The term "assassin" itself dates to the use of the term to refer to members of the Nizari branch of Ismaili Muslims at the time of the Crusades, when the newly established sect ruled part of northern Persia (1094–1256 CE) and sought to kill what they saw as illegitimate European invaders and conquerors (and their perceived allies).

Ultimately, politics is about co-opting the power of government and the law to achieve your ends. Achieving political power through assassination may allow you to win that zero-sum game of short term battles for control of the law making and enforcing apparatus. But in doing so, you undermine the authority and value of being able to control what laws are made by undermining the ability of the state to secure compliance with the law.

So, if you are a politician, or a big business person, your interest in having people obey that laws that you as a member of the establishment can influence to some degree makes the policy of obeying the laws prohibiting political murders more important to you than the gains you could achieve by violating those laws yourself, even if the risk that you will be caught is modest.

If you open the floodgates to widespread use of political assassination as a political tactic, eventually, you may be assassinated. Equally important, the vitality of a strong state with a strong rule of law that you would hope to control would be undermined.
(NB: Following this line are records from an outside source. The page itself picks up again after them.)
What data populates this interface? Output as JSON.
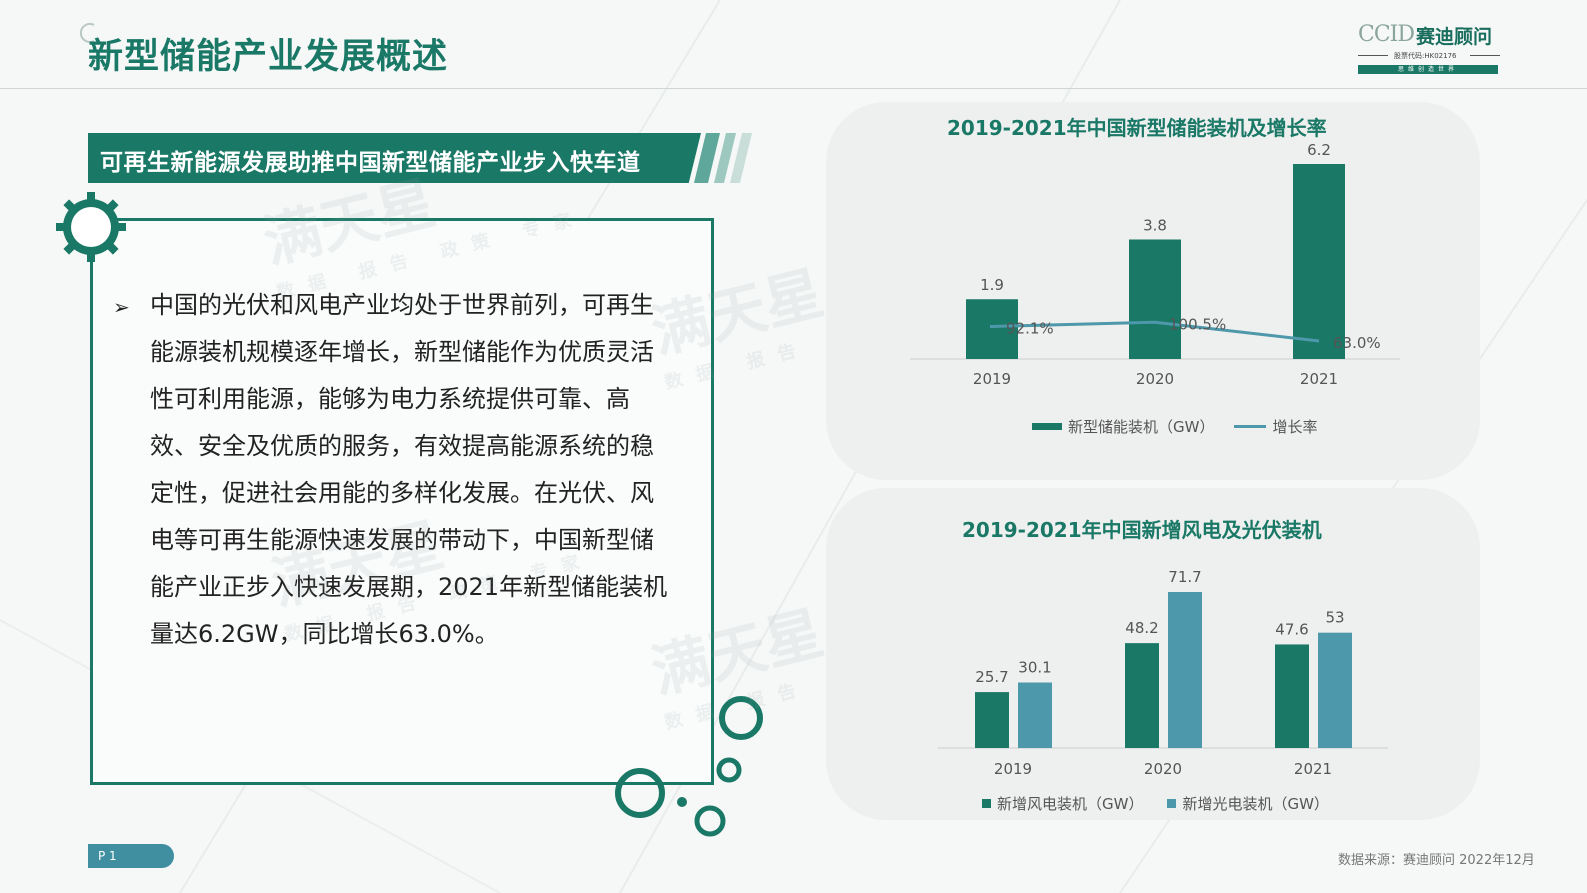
{
  "header": {
    "title": "新型储能产业发展概述",
    "logo": {
      "brand": "CCID",
      "name": "赛迪顾问",
      "stock_code": "股票代码:HK02176",
      "slogan": "思维创造世界"
    }
  },
  "banner": {
    "text": "可再生新能源发展助推中国新型储能产业步入快车道"
  },
  "body": {
    "bullet": "➢",
    "paragraph": "中国的光伏和风电产业均处于世界前列，可再生能源装机规模逐年增长，新型储能作为优质灵活性可利用能源，能够为电力系统提供可靠、高效、安全及优质的服务，有效提高能源系统的稳定性，促进社会用能的多样化发展。在光伏、风电等可再生能源快速发展的带动下，中国新型储能产业正步入快速发展期，2021年新型储能装机量达6.2GW，同比增长63.0%。"
  },
  "watermark": {
    "main": "满天星",
    "sub": "数据 报告 政策 专家"
  },
  "chart_data": [
    {
      "type": "bar",
      "title": "2019-2021年中国新型储能装机及增长率",
      "categories": [
        "2019",
        "2020",
        "2021"
      ],
      "series": [
        {
          "name": "新型储能装机（GW）",
          "kind": "bar",
          "values": [
            1.9,
            3.8,
            6.2
          ],
          "labels": [
            "1.9",
            "3.8",
            "6.2"
          ],
          "color": "#1a7866"
        },
        {
          "name": "增长率",
          "kind": "line",
          "values": [
            92.1,
            100.5,
            63.0
          ],
          "labels": [
            "92.1%",
            "100.5%",
            "63.0%"
          ],
          "color": "#4d98aa"
        }
      ],
      "legend": "bottom"
    },
    {
      "type": "bar",
      "title": "2019-2021年中国新增风电及光伏装机",
      "categories": [
        "2019",
        "2020",
        "2021"
      ],
      "series": [
        {
          "name": "新增风电装机（GW）",
          "values": [
            25.7,
            48.2,
            47.6
          ],
          "labels": [
            "25.7",
            "48.2",
            "47.6"
          ],
          "color": "#1a7866"
        },
        {
          "name": "新增光电装机（GW）",
          "values": [
            30.1,
            71.7,
            53
          ],
          "labels": [
            "30.1",
            "71.7",
            "53"
          ],
          "color": "#4d98aa"
        }
      ],
      "legend": "bottom"
    }
  ],
  "footer": {
    "page": "P 1",
    "source": "数据来源：赛迪顾问 2022年12月"
  }
}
Also, in most democracies, there are relatively few political figures who, if assassinated, wouldn't be replaced by someone advancing similar policies in short order. So, in a lot of political systems, political assassinations of a great many potential targets only provide a modest and short-term benefit, to the person doing so. A political assassination only makes "rational" sense (1) if the person assassinated is firmly entrenched so that they cannot be removed by other means, and if the replacement for that person in the political system would be very different on the issues important to the person commissioning the assassin, or (2) if the purpose of the assassination is more to intimidate promising people supporting some cause you are opposed to from participating in politics entirely, than to remove the particular person assassinated from power.

Who actually uses assassination and other forms of violence as a tactic?

Criminal gangs, Appalachian families in blood feuds with each other, and lower working class men in legal disputes with each other, all of whom are particularly ill-equipped to achieve their desired ends in through the legal system.

The use of assassination as a tactic is tied to weak states, to cultures of honor that arise in weak states, to regimes that have significant numbers of subjects who view them as illegitimate, and to situations where some form of corruption or lack of democracy or current or imminent permanent minority status for the people using that means is perceived as making non-violent means of securing political gain utterly futile.

Assassination and other forms of political violence are tactics people use when there seems to be no other viable option to achieve their needs which they perceive as intensely urgent, or when the targets of the assassination are so dehumanized that the rule against assassination no longer seems to apply to them.

Another way to think about it is that political violence is a form of asymmetric warfare that occurs when people reach a point of declaring war to achieve their ends. The decision to cross this threshold is justified in much the same way that decisions to declare war generally are justified.

The same factors that drive the decision to use political assassination as a tactic or not, also drive the openness, for example, of the American far-right, to using the rhetoric of political violence, something that is on the rise in the U.S. These advocates perceive that they are on the brink of losing cultural and political hegemony to people with values whom they view as completely unacceptable in a non-negotiable manner, and that neither the political institutions in the U.S. nor its courts provide them with a way to preserve a way of life that they seek to maintain, so they are willing to consider violent alternatives to the non-violent political and legal process to continue to remain in power.